Emotional codes and rituals
Emotions also support the rationality of government strategies, and the authors do not fail to consider the emotional dimension of the art of governing. The young prince must learn very early to master a code of emotions that is taught to him through the Mirrors to Princes. The king must know how to express anger and sadness. The wrath of the King of England Henry II verbally expressed towards Thomas Becket (“But who will rid me of this presumptuous cleric!”) is tantamount to a death sentence. It would then be necessary, from 1170 to the penance of Avranches in July 1174, for him to express, on the contrary, profound sadness and sincere repentance in order to obtain forgiveness. In the political domain, women seem to benefit from a much smaller range of political emotions than men.
Emotions also have their rituals in the religious domain: praying together, going on processions, attending sermons, going on pilgrimages or crusades, flagellating oneself to atone for one’s faults or those of all Christians, etc. These expressions, which may seem excessive to us, have nothing hysterical or uncontrolled about them. On the contrary, they are expressed within rituals that aim to channel them. The mystical saints were undoubtedly those who pushed these emotional outbursts the furthest, linked to a new devotion to the humanity of Christ. They have visions and spasms, cry, fast or seek to satisfy themselves with God in a bulimic way, enter into ecstasy, experience levitations, and experience a loving fusion with God.

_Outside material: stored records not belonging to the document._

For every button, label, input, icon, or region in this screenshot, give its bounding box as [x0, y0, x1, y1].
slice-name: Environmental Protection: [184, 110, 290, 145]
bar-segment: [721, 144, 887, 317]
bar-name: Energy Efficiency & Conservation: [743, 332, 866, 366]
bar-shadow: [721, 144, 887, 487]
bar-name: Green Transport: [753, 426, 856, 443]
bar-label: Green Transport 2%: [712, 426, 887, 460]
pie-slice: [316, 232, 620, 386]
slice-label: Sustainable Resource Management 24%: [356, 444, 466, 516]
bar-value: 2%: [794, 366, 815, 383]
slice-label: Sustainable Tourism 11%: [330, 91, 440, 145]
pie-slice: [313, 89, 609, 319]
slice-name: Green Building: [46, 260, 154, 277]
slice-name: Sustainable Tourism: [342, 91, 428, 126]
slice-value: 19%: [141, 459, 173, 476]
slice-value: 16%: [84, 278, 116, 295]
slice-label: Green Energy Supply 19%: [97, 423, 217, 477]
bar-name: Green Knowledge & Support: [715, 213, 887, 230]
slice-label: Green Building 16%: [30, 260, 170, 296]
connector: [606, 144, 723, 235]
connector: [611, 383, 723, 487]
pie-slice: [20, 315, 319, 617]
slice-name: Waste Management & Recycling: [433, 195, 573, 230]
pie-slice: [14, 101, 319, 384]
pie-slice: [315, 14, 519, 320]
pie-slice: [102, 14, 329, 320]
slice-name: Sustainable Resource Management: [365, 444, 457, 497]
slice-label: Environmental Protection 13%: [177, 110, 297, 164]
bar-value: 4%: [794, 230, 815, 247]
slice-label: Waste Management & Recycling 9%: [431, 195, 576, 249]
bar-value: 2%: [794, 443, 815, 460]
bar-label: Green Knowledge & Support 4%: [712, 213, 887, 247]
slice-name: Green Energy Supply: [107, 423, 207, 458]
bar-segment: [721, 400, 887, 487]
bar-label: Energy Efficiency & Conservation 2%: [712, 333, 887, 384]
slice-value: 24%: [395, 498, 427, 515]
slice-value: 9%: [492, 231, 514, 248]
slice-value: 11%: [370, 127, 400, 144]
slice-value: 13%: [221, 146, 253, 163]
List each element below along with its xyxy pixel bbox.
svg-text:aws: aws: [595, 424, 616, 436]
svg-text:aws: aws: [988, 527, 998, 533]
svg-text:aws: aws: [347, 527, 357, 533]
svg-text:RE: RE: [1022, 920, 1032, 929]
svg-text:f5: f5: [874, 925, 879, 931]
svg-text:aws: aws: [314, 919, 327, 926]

As the authors point out, we must avoid attributing a “gender identity” to this affective feminine spirituality, because it was developed in male monastic circles and it was men who wrote texts granting women these very bodily emotional spiritual experiences. Compared to their vita Written by men (sometimes their confessor), the writings of the mystics themselves (few in number) appear much less emotional and psychosomatic. The hagiographers insist on intense physical suffering, while the female mystics report more their union with the divine lover. The idea that the body would have been the privileged place of feminine devotion was undoubtedly amplified by male hagiographic sources.
Finally, reading this book, we can affirm that medieval emotions are no less codified and rational than those observed today. It is Western societies that have gradually established an opposition between reason and emotion that had no reason to exist in the Middle Ages. Each individual has an emotional repertoire and activates part of it according to their mood and the people they are with, creating a highly controlled emotional communication link.
The history of emotions practiced by Piroska Nagy and Damien Boquet reconnects with the initial questions of historians of private life and allows us to penetrate a little better into the bodily and mental intimacy of the people who came before us.